On peut être un bon dessinateur en ayant une technique solide, en sachant produire de belles images aux compositions harmonieuses, au trait élégant. Mais être un bon dessinateur de comics, c'est comprendre qu'on doit servir le script pour que la lecture du livre soit une expérience optimale. Il ne faut pas non plus être dépassé par les mots du scénariste, sa manière d'agencer les scènes, de construire le récit. C'est un juste milieu à trouver. Et ça peut prendre des années avant d'y arriver.

Mais Fornes est sans doute le collaborateur régulier de King qui le comprend le mieux, plus encore que Mitch Gerads. Pourquoi ? Parce que Gerads a un style puissant mais aussi clivant que l'écriture de King - moi-même, j'ai parfois du mal avec le dessin trop informatisé de Gerads. Tandis que Fornes a cette classe des grands dessinateurs à l'ancienne, comme Lee Weeks à qui il fait de plus en plus penser sans le singer pour autant. Il rend les histoires belles mais surtout il les rend fluides, et ça, sans se faire mousser. C'est même ingrat pour lui car il est quelque peu éclipsé par la notoriété de King et donc on pourrait être enclin à mésestimer son apport. Pourtant, sans fioritures, il accepte cette mise en retrait au profit du récit, de l'écriture. Et ainsi tout sonne juste, tout est à sa place, toujours.
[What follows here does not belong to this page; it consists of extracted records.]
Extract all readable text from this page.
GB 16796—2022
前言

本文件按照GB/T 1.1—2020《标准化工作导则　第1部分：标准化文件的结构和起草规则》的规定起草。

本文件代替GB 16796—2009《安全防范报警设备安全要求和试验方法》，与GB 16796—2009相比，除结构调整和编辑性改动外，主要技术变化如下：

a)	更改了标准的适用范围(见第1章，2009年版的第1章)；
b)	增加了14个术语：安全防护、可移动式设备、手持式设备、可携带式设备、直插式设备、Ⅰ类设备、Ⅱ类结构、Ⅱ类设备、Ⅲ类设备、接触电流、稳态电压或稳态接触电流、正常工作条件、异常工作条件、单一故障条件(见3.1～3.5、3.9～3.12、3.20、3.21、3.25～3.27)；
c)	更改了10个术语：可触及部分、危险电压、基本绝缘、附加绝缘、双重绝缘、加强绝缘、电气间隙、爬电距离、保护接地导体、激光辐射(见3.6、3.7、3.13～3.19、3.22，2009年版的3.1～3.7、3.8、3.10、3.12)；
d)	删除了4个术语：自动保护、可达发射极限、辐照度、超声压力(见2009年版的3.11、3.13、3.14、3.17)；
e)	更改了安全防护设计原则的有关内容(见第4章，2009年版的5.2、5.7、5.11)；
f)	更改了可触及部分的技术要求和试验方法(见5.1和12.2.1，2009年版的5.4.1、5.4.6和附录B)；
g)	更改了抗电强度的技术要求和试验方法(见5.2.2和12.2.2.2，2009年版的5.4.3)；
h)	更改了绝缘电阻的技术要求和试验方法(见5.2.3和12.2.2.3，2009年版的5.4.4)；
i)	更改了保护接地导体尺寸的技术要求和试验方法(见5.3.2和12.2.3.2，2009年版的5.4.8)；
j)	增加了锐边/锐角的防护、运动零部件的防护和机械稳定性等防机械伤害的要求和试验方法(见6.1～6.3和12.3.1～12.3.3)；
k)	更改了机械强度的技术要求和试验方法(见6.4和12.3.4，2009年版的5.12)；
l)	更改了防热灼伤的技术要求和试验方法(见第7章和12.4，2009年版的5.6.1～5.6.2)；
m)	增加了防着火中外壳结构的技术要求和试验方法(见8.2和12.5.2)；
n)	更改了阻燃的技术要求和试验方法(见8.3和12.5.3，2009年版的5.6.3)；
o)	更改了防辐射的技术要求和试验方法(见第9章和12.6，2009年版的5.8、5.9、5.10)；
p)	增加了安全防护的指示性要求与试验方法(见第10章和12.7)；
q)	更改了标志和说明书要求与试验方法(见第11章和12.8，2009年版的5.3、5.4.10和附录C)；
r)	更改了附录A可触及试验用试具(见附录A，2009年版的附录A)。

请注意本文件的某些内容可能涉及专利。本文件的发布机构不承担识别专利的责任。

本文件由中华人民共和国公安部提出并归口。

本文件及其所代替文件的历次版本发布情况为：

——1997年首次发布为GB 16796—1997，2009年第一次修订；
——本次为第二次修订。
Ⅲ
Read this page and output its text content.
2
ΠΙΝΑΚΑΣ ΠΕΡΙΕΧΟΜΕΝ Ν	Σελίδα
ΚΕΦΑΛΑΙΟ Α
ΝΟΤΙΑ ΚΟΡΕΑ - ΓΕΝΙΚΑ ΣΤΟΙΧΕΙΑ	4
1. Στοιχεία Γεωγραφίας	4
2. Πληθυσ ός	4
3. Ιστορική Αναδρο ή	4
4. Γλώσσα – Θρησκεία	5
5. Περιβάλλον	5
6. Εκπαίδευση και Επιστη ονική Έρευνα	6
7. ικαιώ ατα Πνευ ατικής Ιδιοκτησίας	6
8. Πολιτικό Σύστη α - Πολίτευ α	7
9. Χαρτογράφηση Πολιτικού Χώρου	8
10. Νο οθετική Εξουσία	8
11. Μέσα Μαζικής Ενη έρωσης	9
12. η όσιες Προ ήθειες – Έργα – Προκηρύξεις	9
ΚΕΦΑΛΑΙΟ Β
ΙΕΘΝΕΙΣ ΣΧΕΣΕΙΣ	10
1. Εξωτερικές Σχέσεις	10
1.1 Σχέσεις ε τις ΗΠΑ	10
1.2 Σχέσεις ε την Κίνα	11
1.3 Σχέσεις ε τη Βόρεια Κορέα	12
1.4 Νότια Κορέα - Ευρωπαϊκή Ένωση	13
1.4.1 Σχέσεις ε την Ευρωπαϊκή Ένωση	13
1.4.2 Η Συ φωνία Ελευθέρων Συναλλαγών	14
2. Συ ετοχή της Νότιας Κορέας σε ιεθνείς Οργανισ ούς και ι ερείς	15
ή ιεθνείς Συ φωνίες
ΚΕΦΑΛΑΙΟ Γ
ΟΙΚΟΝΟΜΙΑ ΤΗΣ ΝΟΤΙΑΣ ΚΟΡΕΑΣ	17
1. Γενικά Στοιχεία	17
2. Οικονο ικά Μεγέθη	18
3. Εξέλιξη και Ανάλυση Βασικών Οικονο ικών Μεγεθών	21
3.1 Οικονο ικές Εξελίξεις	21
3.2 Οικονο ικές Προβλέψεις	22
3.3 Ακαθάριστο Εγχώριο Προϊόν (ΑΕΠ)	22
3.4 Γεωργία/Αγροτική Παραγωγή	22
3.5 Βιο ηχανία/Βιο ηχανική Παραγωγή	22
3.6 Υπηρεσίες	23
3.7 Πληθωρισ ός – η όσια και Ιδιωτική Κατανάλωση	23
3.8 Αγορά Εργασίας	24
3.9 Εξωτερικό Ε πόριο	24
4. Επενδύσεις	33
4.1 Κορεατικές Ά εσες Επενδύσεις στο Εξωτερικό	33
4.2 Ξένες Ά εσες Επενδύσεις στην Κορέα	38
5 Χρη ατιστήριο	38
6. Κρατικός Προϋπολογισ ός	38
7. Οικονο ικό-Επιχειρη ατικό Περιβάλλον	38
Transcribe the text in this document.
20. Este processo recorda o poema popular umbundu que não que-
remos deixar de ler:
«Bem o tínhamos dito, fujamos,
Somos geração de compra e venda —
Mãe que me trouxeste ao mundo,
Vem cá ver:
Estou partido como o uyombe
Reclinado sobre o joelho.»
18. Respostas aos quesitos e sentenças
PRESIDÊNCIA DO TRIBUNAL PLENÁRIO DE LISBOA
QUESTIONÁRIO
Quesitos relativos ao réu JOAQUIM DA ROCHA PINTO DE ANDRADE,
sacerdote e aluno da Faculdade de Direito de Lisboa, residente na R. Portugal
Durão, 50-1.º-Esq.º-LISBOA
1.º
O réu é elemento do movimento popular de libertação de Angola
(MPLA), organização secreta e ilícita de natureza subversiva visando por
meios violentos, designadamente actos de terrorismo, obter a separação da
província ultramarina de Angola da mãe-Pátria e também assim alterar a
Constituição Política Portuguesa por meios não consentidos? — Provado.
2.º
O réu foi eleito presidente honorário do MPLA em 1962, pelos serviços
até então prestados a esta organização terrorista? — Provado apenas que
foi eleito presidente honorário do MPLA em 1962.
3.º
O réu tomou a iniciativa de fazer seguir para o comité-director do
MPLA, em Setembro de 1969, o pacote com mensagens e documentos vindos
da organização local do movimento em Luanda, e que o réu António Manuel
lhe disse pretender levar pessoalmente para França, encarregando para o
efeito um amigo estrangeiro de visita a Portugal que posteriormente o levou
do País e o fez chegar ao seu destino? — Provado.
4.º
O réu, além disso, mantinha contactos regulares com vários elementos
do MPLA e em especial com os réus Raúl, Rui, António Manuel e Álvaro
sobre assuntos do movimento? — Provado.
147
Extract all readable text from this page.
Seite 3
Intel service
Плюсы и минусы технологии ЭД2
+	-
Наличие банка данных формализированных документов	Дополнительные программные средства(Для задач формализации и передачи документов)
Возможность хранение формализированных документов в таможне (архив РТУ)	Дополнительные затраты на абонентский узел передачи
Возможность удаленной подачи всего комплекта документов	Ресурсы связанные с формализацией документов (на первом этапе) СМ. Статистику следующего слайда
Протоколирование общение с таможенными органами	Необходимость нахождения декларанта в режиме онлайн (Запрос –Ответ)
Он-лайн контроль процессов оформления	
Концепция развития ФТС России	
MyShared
Comme Fornes n'use pas de découpage spectaculaire, la subtilité de ses procédés se trouve presque à la marge. C'est le graphisme d'un bruitage (comme lors de l'évasion des Dingbats et Warlord). C'est un imperceptible travelling avant sur Codename : Assassin quand il lorgne sur le bras en diamant de Metamorpho dans le bureau de Commodore Smith.. C'est Jack Ryder qui s'affale sur une table de restaurant, complètement soûl, tout en disant des choses compromettantes devant Liz Warner impassible, à l'écoute. Tous ces petits mouvements suggérés, tous ces artifices qui dynamisent une scène avec une action hors champ. Et c'est fort parce que, lorsque vous lisez ces scènes, ça ne vous frappe pas, mais vous vous en souvenez longtemps après et vous vous dîtes : "c'est bien amené parce que je ne l'avais pas vu venir."

Et, en somme, c'est le résumé de Danger Street : on ne voit rien venir, on ne sait même pas trop comment ça fonctionne, comment des éléments aussi épars et différents se rejoignent, mais c'est bien amené. Si après ça, il y en a encore qui vous convainquent que Tom King dit toujours la même chose avec un air supérieur, dîtes-leur de lire Danger Street. On verra s'ils disent toujours ça après.